Florida Cancer Specialists physician co-authors study looking at treatment regimen for low-grade lymphoma

Dr. Andrew Lipman, who practices at Florida Cancer Specialists (FCS) in Bonita Springs and Naples West offices, was a co-author of a research paper evaluating the safety and efficacy of combining three drug agents – bendamustine, bortezomib and rituximab (BBR) – in patients with previously untreated low-grade lymphoma.

Dr. Andrew Lipman
Image/Florida Cancer Specialists

Published January 2018 in the British Journal of Haematology, the study focused on a Phase II trial, in which eligible patients had low grade lymphoma with no previous systemic disease treatment. According to the Leukemia Lymphoma Society (LLS), about 40% of non-Hodgkin lymphoma (NHL) are categorized as low grade.

Each of the three agents in this study has shown previous benefit to patients. Bendamustine, a bi-functional anti-neoplastic agent has demonstrated clinical activity in patients with advanced indolent NHL. The monoclonal antibody Rituximab, in combination with standard chemotherapy regimens, has improved response rates and survival when used for indolent NHL and diffuse large B-cell lymphoma. Further, the combination of bendamustine and rituximab (BR) has been shown to be as effective or superior to certain other agents in low-grade and mantle cell lymphoma.

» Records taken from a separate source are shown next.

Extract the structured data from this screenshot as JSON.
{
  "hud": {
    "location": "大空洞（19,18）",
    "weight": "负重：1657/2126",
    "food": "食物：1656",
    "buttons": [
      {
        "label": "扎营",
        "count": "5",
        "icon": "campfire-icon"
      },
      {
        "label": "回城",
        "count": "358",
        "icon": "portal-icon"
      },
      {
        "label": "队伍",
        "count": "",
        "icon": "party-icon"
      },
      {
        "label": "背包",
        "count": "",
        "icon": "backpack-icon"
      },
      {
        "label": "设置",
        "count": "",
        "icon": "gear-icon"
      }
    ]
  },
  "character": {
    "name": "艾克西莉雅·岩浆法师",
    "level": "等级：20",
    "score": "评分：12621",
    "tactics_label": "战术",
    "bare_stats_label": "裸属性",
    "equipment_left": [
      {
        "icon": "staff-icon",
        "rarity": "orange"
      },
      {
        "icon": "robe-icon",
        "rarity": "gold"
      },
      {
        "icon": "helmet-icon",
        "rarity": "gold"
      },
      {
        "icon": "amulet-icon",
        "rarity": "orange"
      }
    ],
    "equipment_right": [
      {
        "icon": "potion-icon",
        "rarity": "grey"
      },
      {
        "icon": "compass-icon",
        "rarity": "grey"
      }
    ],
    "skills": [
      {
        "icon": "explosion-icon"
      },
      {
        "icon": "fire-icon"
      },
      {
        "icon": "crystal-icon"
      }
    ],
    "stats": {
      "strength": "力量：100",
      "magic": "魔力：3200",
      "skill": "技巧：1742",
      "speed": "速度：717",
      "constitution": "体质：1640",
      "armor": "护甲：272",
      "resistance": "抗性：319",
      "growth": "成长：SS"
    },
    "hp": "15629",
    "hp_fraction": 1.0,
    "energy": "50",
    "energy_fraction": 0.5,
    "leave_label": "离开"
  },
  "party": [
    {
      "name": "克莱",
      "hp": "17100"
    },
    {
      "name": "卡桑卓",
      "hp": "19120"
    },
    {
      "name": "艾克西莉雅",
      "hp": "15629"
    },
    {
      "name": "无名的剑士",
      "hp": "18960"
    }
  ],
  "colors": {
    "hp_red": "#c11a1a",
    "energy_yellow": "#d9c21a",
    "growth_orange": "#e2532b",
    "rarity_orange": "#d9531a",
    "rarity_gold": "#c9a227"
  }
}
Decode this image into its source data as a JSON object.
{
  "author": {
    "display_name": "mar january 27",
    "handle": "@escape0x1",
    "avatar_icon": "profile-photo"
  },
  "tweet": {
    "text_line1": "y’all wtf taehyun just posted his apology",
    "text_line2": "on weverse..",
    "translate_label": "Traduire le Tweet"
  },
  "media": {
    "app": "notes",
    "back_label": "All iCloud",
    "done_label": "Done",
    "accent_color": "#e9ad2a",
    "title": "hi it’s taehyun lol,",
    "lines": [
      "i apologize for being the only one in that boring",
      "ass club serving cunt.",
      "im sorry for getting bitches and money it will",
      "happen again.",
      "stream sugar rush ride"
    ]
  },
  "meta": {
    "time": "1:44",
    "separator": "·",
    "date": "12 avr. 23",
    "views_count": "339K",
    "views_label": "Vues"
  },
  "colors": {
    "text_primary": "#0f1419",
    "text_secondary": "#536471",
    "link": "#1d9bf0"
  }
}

The third drug, Bortezomib, is a reversible 26S proteasome inhibitor that is approved for the treatment of multiple myeloma and mantle cell lymphoma. The study states, “It has been shown to have significant activity in a broad array of patients with NHL… Given this data, the combination of all three agents (bendamustine, bortezomib and rituximab [BBR]) was evaluated in patients with relapsed/refractory indolent NHL and mantle cell lymphoma with promising results.”

According to the study, “The combination of bendamustine, bortezomib and rituximab (BBR) produced deep and durable remissions with an acceptable safety profile in patients with previously untreated, low grade lymphoma. Progression free survival (PFS) was durable at 36 months where 75% of patients have not progressed. The BBR drug combination produced high CR rates which compare favorably to a recent Phase III trial using bendamustine plus rituximab (Flinn et al, 2014).”

The study concluded that because the BBR combination was well-tolerated and “produced high overall and complete response rates in a front-line setting, … this regimen merits further investigation in patients with previously untreated low-grade lymphoma, as well as, potentially, patients with mantle-cell lymphoma.”